Otoritas Jasa Keuangan (OJK) mencatat bahwa utang masyarakat Indonesia melalui layanan "Buy Now Pay Later" (BNPL) atau "Bayar Nanti" telah mencapai Rp 28,05 triliun per September 2024. Angka ini mencerminkan peningkatan signifikan dibandingkan dengan posisi per Agustus 2024 yang sebesar Rp 26,37 triliun.
Kepala Eksekutif Pengawasan Lembaga Pembiayaan, Perusahaan Modal Ventura, Lembaga Keuangan Mikro, dan Lembaga Jasa Keuangan Lainnya (OJK) Agusman menyatakan bahwa pertumbuhan utang BNPL oleh perusahaan pembiayaan mencapai 103,40 persen secara tahunan atau year on year (yoy).
Total utang BNPL dari perusahaan pembiayaan mencapai Rp 8,24 triliun dengan Non Performing Financing (NPF) gross sebesar 2,60 persen.
Sementara itu, industri perbankan juga mencatat pertumbuhan yang signifikan dalam kredit BNPL. Per September 2024, baki debet kredit BNPL tumbuh 46,42 persen yoy menjadi Rp 19,81 triliun, dengan total jumlah rekening mencapai 19,82 juta. Pertumbuhan ini menunjukkan semakin banyaknya masyarakat yang memanfaatkan layanan BNPL untuk memenuhi kebutuhan konsumsi dan keuangan mereka.
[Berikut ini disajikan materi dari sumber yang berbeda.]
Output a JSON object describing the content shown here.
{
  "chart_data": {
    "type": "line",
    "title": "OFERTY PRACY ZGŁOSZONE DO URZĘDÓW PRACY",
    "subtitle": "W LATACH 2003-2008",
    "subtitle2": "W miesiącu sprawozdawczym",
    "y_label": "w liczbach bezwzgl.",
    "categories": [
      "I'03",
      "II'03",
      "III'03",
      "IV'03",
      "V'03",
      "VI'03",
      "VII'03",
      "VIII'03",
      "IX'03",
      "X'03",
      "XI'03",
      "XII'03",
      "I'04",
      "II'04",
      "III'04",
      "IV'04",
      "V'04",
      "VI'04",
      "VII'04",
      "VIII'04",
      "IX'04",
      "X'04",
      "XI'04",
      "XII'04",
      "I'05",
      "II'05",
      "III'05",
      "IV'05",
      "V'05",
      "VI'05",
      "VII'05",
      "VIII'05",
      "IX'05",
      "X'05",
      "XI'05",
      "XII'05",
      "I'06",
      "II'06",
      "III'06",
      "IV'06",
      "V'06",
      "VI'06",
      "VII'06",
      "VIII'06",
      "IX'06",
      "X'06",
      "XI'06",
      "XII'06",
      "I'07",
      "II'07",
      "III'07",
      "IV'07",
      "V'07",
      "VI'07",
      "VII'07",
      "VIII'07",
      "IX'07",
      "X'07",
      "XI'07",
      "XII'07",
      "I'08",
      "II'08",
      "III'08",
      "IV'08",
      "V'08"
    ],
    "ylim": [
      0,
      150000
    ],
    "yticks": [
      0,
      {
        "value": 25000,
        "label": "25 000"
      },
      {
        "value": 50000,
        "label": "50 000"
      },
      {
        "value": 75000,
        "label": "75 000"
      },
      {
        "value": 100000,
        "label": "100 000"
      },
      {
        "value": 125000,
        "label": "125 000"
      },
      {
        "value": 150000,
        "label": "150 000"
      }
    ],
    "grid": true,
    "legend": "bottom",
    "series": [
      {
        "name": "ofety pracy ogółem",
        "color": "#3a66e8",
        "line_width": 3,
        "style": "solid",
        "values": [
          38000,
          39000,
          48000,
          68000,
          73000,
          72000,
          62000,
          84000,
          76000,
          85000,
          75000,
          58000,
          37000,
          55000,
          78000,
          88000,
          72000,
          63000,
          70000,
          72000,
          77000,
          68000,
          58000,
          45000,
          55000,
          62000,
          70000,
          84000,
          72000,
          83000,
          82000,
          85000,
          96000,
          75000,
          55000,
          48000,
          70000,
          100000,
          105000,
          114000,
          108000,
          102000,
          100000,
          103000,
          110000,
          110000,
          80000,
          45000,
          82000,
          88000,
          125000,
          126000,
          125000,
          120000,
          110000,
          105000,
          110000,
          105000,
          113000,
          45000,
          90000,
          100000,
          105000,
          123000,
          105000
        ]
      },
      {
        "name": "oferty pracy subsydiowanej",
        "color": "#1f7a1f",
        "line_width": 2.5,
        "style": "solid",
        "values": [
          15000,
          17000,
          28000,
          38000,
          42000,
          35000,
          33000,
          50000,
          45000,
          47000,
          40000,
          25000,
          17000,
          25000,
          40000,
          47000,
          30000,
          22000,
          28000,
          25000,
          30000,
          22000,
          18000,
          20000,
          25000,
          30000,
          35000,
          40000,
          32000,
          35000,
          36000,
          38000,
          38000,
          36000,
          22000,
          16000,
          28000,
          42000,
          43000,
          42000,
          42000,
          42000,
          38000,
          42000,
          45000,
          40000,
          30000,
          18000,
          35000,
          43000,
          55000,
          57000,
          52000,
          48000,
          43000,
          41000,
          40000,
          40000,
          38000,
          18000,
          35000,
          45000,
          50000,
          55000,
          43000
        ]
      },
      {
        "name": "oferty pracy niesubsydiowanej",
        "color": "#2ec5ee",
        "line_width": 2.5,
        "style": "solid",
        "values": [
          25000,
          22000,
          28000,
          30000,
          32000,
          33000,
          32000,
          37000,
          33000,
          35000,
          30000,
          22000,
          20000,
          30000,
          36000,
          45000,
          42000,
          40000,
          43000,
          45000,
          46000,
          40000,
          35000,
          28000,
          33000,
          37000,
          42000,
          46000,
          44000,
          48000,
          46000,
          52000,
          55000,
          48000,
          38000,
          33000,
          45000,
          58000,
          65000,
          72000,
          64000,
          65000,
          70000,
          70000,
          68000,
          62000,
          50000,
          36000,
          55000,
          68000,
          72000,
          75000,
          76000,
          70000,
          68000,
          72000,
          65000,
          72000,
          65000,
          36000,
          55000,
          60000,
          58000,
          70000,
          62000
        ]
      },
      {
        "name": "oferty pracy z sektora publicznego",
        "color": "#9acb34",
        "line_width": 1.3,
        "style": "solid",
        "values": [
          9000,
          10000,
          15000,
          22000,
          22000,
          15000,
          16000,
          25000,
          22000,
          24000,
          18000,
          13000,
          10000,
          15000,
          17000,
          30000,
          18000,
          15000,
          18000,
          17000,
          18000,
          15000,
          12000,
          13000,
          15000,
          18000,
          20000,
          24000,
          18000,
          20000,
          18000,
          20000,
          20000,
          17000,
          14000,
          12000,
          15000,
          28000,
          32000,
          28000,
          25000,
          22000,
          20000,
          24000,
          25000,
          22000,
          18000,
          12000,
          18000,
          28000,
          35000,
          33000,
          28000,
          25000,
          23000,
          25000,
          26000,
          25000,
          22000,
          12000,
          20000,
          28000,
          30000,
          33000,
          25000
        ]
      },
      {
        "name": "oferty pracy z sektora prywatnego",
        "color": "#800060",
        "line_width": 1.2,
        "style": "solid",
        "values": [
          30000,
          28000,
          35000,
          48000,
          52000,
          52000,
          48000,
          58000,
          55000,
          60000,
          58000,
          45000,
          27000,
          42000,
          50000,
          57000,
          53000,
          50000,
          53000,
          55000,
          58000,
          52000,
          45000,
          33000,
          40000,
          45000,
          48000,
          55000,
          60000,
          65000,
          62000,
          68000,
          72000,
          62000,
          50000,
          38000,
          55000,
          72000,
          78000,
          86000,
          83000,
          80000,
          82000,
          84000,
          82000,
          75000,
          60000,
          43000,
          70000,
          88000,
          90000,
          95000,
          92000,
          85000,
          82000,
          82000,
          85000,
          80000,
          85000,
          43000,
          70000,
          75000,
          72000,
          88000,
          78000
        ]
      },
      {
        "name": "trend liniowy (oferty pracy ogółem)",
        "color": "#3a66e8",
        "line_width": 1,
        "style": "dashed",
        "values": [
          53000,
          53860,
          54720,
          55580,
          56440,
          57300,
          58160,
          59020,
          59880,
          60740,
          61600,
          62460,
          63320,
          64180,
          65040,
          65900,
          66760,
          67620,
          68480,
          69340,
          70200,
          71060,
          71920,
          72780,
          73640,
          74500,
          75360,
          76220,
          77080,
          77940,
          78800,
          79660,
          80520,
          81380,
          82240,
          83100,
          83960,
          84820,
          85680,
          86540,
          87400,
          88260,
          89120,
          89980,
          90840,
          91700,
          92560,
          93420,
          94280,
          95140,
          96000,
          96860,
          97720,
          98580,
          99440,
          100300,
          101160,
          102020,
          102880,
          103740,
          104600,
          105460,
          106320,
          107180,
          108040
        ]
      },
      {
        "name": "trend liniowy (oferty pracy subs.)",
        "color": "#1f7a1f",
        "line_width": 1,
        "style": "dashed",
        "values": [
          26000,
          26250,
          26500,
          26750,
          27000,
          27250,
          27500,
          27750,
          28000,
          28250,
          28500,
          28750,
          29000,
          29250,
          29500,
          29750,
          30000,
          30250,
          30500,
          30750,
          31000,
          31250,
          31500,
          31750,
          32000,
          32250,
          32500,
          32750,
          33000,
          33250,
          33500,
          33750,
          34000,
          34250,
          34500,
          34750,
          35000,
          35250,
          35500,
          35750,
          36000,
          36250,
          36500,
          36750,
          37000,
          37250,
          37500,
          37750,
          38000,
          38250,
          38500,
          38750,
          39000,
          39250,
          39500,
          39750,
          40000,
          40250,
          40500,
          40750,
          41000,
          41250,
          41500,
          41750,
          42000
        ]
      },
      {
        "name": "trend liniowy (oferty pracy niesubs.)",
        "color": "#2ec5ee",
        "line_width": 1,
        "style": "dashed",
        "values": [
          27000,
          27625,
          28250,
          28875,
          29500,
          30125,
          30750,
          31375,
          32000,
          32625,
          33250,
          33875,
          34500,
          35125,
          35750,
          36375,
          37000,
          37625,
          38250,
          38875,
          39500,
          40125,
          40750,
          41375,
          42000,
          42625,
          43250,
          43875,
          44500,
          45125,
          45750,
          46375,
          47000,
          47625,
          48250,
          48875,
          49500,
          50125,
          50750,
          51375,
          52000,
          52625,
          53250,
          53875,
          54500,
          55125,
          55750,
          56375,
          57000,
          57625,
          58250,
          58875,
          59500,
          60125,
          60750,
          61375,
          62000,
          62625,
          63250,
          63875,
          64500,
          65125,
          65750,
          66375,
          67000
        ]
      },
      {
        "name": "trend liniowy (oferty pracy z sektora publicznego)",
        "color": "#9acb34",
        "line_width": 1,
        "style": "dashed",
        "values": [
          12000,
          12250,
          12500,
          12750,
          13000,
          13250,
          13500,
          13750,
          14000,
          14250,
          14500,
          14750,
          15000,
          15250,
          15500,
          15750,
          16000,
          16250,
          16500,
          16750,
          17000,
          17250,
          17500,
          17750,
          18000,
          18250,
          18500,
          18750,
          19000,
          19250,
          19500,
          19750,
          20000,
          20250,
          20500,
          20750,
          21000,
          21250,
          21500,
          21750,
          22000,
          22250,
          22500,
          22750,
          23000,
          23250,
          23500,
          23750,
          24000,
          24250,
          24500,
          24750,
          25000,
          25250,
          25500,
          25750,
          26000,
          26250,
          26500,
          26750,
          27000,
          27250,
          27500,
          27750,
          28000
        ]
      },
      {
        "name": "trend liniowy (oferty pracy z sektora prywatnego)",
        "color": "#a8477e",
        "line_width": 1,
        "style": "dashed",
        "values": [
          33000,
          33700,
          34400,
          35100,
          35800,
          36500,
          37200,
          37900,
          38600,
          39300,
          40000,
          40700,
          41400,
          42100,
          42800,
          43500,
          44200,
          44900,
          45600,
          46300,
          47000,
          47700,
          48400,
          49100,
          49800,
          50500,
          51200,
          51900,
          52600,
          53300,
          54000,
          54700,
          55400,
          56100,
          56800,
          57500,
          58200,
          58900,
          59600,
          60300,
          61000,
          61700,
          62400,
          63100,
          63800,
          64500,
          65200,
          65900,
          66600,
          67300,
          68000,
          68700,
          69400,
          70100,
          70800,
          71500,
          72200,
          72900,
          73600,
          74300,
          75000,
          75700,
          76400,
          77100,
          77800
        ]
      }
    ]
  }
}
Mengenai regulasi BNPL, Agusman menegaskan bahwa OJK masih dalam tahap kajian terkait persyaratan perusahaan pembiayaan yang menyelenggarakan kegiatan BNPL.
Aspek yang dipertimbangkan meliputi kepemilikan sistem informasi, pelindungan data pribadi, rekam jejak audit, sistem pengamanan, akses dan penggunaan data pribadi, kerja sama dengan pihak lain, serta manajemen risiko. Tujuan dari kajian ini adalah untuk memastikan bahwa layanan BNPL dapat berjalan dengan aman dan terkendali, serta melindungi konsumen dari potensi risiko.
Pertumbuhan pesat utang BNPL menunjukkan bahwa layanan ini telah menjadi pilihan populer bagi masyarakat Indonesia.
Namun, penting bagi konsumen untuk bijak dalam menggunakan layanan ini dan memahami risiko yang mungkin timbul. OJK terus berupaya untuk mengawasi dan mengatur industri ini agar tetap sehat dan bermanfaat bagi masyarakat.